E se, por exemplo, na Europa, há situações que facilmente chegam ao conhecimento público – como foi o caso, no passado mês de Março, do roubo de uma pintura de Van Gogh, O Jardim do Presbitério de Neunen com Figura Feminina, do Museu Singer Laren, nos arredores de Amesterdão, que se encontrava fechado por causa da pandemia, ou o caso ocorrido em Junho, e agora recordado pelo Le Monde, da tentativa de roubo de pedras da Catedral Notre-Dame de Paris, numa altura em que os trabalhos de restauro do templo parcialmente destruído pelo fogo de 2019 se encontravam parados também por causa da covid-19 –, este é verdadeiramente um problema sem fronteiras, e que merece a atenção e o cuidado das autoridades.

Atenta a este facto, a própria UNESCO, citando o trabalho do projecto Athar, alertava já em Abril para “o ressurgimento da venda, nas redes sociais, de objectos roubados especialmente do Oriente Médio e do Norte da África”, a que se seguiria a decisão do Facebook de proibir o comércio de objectos culturais históricos na sua plataforma.
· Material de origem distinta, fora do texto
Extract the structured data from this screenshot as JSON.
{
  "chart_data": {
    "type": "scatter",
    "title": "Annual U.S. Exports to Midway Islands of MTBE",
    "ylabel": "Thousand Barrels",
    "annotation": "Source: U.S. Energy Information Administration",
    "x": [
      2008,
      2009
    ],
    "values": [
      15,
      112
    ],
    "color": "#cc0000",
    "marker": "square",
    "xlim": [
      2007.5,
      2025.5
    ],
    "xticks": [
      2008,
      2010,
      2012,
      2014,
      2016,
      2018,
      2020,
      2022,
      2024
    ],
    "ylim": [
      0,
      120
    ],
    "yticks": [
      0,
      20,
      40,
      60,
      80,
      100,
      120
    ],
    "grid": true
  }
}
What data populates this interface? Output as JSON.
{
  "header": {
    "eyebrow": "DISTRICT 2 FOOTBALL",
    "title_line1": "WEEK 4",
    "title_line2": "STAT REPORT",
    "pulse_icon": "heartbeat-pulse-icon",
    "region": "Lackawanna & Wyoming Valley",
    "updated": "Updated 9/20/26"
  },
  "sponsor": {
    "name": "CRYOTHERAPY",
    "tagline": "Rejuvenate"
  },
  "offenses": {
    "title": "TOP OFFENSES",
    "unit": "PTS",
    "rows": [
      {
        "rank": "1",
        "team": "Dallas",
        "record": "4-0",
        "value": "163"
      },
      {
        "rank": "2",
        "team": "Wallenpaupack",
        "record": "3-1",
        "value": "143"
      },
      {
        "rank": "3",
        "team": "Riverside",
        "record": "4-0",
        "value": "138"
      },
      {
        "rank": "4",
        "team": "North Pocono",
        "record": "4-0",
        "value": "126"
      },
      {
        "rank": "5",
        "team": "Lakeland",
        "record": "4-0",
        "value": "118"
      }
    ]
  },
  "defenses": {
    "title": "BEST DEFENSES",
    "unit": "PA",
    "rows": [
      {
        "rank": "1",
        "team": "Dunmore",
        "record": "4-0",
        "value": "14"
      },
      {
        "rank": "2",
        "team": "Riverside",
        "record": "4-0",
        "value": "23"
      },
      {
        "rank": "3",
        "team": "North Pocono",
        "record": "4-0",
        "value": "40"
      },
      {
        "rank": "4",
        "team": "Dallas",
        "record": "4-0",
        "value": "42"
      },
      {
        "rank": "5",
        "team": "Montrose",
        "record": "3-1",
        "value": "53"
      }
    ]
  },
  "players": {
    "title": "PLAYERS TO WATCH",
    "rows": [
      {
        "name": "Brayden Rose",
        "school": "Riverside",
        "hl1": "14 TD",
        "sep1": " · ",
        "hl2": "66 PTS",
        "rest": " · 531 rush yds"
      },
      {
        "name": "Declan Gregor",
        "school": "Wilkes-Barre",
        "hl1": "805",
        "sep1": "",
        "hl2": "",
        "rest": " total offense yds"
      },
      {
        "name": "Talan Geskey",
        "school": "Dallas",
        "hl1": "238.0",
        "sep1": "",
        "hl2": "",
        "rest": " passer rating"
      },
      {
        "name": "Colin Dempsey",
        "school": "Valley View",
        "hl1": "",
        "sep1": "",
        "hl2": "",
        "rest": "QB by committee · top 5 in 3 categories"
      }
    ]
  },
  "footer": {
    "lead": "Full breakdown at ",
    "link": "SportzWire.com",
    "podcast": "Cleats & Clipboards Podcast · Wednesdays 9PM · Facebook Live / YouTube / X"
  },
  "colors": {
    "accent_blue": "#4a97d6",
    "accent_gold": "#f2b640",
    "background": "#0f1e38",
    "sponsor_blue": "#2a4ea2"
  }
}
Em Junho, a organização promoveu uma reunião online com especialistas mundiais na luta contra o tráfico ilícito de bens culturais. “O desafio é grande. Rastrear a origem de uma antiguidade ou de uma obra de arte roubada não apenas permite deter os traficantes e levá-los à Justiça, mas também abre caminho para que os objectos sejam devolvidos aos seus países de origem”, referiu então a UNESCO.